Debicki’s criticism is rooted not only in a particular view of twentieth-century poetry but also in an ideology that I am obliged to call “humanist.” Though once a New Critic, Debicki was never a formalist: his interest in poetic structures lay in their ability to “encarnar y dar concreción a temas absolutos; y también para hallar valores esenciales dentro de la realidad concreta de este mundo” (Estudios 384; “incarnate and give concrete form to absolute themes; and also to find essential values within the concrete reality of this world”). The search for a link between the concrete details of the poetic text, analyzed in the critic’s books and articles, and more transcendent meanings and themes lies at the heart of Debicki’s critical project. In fact, the assertion of a profound connection between the concrete and the abstract, the mundane and the transcendent, becomes a kind of formula that has survived, virtually unchanged, over the course of many decades: poet x or poet y uses poetic techniques a, b, and c to heighten our awareness of “fundamental issues of existence” (Poetry 58). The main variable is that Debicki views modernist poetry as embodying this transcendent meaning in its linguistic structures, whereas later poetry (postmodern?) achieves transcendence by leading the reader into a quasi-deconstructive aporia. Underlying both these techniques, however, is the belief that poetry must address human life in all its complexity.

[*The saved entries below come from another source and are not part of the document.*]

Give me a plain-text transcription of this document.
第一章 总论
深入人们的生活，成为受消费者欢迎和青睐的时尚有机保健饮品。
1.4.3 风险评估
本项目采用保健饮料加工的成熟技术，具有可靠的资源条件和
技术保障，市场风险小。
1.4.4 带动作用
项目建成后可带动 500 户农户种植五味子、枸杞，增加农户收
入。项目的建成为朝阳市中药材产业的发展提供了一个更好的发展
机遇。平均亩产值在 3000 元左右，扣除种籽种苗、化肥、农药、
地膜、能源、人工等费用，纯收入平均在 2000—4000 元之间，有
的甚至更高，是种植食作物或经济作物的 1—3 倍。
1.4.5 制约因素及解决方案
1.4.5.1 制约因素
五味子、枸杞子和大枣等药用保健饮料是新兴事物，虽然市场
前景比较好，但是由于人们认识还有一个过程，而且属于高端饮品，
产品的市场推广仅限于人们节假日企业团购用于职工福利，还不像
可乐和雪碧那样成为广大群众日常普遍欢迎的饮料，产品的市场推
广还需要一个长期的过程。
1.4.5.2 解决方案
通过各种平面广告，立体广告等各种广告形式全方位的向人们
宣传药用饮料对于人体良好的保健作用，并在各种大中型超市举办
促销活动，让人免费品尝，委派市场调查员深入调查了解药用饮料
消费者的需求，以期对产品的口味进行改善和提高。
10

The view of Debicki’s career that I have presented here is perhaps overly simplistic, “jumping o’er times / Turning the accomplishments of many years / Into an hour-glass” (Shakespeare, Henry V, prologue 29–31). I have left out many important facets of his career, including his hardly negligible scholarship on Latin American poetry. To my mind, however, the importance of his work lies in its central themes: analytic rigor and an underlying commitment to literature as a way of exploring the central themes of human existence.
Debicki, Andrew P. Estudios sobre poesía española contemporánea: La generación de 1924–1925. 1968. 2nd ed. Madrid: Gredos, 1981.
———. Poetry of Discovery: The Spanish Generation of 1956–1971. Lexington: UP of Kentucky, 1982.
———. Spanish Poetry of the Twentieth Century: Modernity and Beyond. Lexington: UP of Kentucky, 1994.
García Lorca, Federico. “Theory and Play of the Duende.” In Search of Duende. Ed. Christopher Maurer. New York: New Directions, 1998. 48–62.
Koch, Kenneth. “Thank You” and other Poems. New York: Grove, 1962.
Shakespeare, William. Henry V. The Riverside Shakespeare. Vol. 1. Boston: Houghton, 1974. 930–75.
Spicer, Jack. The Collected Books of Jack Spicer. Ed. Robin Blaser. Santa Barbara: Black Sparrow, 1980.